Wright was responsible for drafting legislation and Edwards was advising the department on litigation. Their contracts were due up at the end of the year.

Prime Minister Vohor has made no secret of his wish to reduce foreign influence and foreign interference in the way Vanuatu is run and with his and Foreign Minister Sope's accusations that Australia has been spying and interfering in domestic politics, the advisors in the State Law office located in the Prime Minister's office and the Australian Federal Police have been the top of the list of the government's targets to be removed.

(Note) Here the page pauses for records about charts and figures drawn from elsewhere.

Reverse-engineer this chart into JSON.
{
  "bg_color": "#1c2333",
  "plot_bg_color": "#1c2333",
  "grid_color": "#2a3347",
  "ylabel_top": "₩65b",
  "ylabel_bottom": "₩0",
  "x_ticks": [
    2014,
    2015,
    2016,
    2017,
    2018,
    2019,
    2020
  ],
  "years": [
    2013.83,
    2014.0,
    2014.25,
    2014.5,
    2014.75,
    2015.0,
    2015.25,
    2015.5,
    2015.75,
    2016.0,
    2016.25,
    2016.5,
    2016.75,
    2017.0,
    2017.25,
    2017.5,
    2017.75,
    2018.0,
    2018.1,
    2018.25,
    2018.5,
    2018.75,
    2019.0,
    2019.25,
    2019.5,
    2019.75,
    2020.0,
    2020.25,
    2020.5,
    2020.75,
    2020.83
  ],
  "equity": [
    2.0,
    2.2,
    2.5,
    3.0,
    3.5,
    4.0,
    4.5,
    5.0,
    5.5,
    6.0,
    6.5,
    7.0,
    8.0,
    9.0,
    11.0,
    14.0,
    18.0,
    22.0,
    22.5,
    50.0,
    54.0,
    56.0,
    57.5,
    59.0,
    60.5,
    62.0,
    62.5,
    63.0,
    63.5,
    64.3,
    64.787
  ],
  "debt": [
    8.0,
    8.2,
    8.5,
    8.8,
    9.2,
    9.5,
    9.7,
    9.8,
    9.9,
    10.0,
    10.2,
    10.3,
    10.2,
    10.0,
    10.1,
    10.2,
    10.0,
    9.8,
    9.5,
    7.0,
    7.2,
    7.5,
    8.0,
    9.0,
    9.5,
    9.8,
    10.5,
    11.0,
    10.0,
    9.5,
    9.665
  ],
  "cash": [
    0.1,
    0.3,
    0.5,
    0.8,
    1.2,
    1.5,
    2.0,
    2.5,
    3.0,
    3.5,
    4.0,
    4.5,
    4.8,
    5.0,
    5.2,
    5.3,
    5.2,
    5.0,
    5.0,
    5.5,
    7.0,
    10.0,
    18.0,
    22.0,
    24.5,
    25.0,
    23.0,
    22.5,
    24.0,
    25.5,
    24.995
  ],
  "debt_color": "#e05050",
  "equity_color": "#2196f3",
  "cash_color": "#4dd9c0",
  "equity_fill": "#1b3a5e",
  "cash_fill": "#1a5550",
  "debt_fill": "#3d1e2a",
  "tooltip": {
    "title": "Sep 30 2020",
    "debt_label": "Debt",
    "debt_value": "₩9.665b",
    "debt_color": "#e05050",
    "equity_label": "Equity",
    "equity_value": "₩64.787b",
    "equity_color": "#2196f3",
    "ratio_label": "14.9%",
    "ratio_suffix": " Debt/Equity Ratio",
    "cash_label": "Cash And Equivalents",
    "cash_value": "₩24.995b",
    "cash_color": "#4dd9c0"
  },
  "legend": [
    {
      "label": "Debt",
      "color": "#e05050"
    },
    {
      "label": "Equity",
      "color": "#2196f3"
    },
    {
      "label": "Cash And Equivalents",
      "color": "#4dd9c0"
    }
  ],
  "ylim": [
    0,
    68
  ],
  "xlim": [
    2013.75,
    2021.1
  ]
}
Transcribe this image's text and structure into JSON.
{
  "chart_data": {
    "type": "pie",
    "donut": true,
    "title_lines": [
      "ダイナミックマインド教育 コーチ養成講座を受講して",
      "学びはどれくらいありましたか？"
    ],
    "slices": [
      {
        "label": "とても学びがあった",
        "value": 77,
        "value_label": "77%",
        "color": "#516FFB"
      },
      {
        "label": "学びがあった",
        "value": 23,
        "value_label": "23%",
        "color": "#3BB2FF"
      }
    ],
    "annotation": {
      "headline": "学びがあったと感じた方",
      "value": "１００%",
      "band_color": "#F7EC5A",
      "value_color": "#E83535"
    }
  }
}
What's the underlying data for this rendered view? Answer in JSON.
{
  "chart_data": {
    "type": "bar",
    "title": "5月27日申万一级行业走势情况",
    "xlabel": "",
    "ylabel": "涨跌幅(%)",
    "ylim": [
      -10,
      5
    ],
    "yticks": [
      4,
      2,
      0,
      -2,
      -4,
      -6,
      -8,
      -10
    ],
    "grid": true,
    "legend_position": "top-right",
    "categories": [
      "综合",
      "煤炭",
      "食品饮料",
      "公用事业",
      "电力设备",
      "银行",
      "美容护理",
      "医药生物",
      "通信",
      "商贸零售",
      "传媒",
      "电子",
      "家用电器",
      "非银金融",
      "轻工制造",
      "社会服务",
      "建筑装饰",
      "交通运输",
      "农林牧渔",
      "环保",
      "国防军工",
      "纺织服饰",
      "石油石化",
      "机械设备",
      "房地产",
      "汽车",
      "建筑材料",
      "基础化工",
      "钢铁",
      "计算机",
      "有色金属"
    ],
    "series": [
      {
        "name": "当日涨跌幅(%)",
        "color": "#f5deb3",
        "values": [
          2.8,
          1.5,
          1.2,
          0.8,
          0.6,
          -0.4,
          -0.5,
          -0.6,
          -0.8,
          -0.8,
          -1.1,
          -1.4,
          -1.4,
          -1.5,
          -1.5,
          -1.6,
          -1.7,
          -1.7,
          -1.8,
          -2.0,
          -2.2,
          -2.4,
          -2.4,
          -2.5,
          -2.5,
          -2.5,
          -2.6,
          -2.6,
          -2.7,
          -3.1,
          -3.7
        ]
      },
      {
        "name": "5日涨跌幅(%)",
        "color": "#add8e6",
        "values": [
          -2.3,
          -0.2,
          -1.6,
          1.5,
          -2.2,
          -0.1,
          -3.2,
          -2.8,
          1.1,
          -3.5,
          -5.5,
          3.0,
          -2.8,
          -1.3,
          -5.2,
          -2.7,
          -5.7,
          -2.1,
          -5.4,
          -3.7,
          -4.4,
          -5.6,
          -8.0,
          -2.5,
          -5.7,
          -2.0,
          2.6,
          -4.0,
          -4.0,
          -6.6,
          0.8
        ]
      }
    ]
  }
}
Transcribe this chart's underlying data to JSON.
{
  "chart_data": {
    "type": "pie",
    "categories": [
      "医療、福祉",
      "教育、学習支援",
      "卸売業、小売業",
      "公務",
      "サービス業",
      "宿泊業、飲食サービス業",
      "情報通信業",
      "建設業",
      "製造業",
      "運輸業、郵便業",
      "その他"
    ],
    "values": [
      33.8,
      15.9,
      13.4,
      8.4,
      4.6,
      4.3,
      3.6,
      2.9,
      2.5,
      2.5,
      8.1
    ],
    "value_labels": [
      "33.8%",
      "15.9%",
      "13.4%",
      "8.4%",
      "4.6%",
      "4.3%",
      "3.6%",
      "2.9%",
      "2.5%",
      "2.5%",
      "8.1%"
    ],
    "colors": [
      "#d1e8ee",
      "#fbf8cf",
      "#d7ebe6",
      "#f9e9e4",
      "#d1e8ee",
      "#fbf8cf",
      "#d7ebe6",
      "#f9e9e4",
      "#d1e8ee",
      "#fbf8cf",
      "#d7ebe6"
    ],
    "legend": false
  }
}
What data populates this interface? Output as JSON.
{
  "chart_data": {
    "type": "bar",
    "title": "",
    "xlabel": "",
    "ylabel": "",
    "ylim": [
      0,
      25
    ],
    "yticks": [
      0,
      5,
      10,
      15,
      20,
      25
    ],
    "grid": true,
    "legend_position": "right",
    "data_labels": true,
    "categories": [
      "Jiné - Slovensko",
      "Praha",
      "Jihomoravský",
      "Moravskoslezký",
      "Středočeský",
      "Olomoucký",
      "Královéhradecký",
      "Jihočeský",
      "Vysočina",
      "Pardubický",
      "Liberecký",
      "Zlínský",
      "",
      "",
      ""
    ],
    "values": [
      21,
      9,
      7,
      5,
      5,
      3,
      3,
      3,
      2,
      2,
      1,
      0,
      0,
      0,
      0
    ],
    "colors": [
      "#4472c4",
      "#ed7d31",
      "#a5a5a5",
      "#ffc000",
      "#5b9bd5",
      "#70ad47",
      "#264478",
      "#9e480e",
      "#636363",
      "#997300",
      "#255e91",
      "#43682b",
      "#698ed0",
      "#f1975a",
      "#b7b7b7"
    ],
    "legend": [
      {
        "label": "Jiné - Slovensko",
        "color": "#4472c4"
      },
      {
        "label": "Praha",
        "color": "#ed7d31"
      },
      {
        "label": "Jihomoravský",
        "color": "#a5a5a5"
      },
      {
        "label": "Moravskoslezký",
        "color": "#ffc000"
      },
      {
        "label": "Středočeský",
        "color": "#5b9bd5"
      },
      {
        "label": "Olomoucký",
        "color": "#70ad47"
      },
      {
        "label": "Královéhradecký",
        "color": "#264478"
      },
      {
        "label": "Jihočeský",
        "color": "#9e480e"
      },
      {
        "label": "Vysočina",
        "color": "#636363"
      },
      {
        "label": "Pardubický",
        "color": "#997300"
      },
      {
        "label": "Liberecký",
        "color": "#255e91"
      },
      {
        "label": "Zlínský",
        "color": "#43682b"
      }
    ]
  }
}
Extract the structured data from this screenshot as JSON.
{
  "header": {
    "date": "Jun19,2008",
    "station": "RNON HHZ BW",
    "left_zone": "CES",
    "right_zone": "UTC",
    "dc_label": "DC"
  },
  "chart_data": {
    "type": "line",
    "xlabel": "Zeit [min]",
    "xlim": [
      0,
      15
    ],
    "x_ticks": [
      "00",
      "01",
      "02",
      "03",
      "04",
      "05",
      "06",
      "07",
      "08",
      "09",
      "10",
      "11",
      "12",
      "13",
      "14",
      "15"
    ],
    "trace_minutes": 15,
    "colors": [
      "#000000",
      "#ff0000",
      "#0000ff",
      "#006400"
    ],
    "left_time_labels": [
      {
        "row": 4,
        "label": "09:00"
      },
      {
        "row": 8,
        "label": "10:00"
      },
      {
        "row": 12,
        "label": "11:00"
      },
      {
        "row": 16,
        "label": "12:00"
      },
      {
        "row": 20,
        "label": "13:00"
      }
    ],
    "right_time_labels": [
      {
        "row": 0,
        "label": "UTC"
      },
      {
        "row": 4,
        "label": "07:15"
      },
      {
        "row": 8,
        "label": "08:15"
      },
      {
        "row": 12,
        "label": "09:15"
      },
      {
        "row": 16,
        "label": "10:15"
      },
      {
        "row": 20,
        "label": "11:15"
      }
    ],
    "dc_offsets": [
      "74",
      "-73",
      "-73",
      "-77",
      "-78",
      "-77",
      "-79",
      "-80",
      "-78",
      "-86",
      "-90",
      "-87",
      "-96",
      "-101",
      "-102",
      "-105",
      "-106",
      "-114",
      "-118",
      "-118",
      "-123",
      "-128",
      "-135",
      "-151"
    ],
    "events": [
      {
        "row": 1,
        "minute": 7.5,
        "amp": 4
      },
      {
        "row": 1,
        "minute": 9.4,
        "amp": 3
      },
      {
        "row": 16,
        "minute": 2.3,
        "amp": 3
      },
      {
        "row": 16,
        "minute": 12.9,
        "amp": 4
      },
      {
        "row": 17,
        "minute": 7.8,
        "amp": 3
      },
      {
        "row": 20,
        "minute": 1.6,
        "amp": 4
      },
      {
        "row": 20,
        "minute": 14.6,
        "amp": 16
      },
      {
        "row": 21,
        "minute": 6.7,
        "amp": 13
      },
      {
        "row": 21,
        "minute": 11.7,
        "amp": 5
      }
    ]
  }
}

The State Law office is responsible for advising the government on the legality of actions they want to do and Bills they want to introduce and it handles sensitive information. Sources in the Prime Minister's office advised Daily Post, "Australian aid funded advisors in that office have access to sensitive information in relation to government initiatives and it would be easy for the Australian government to find out about them. In addition the Solicitor General has a masters degree so why does he need an Australian advisor?"

The Austrian High Commissioner Steve Waters advised that they were waiting for a response from Canberra in relation to the removal of advisors through Ausaid in the Legal Strengthening program.

The Vohor government is likely to target other advisors in the months ahead as they have made it clear that they will reduce foreign interference in every sector of the government.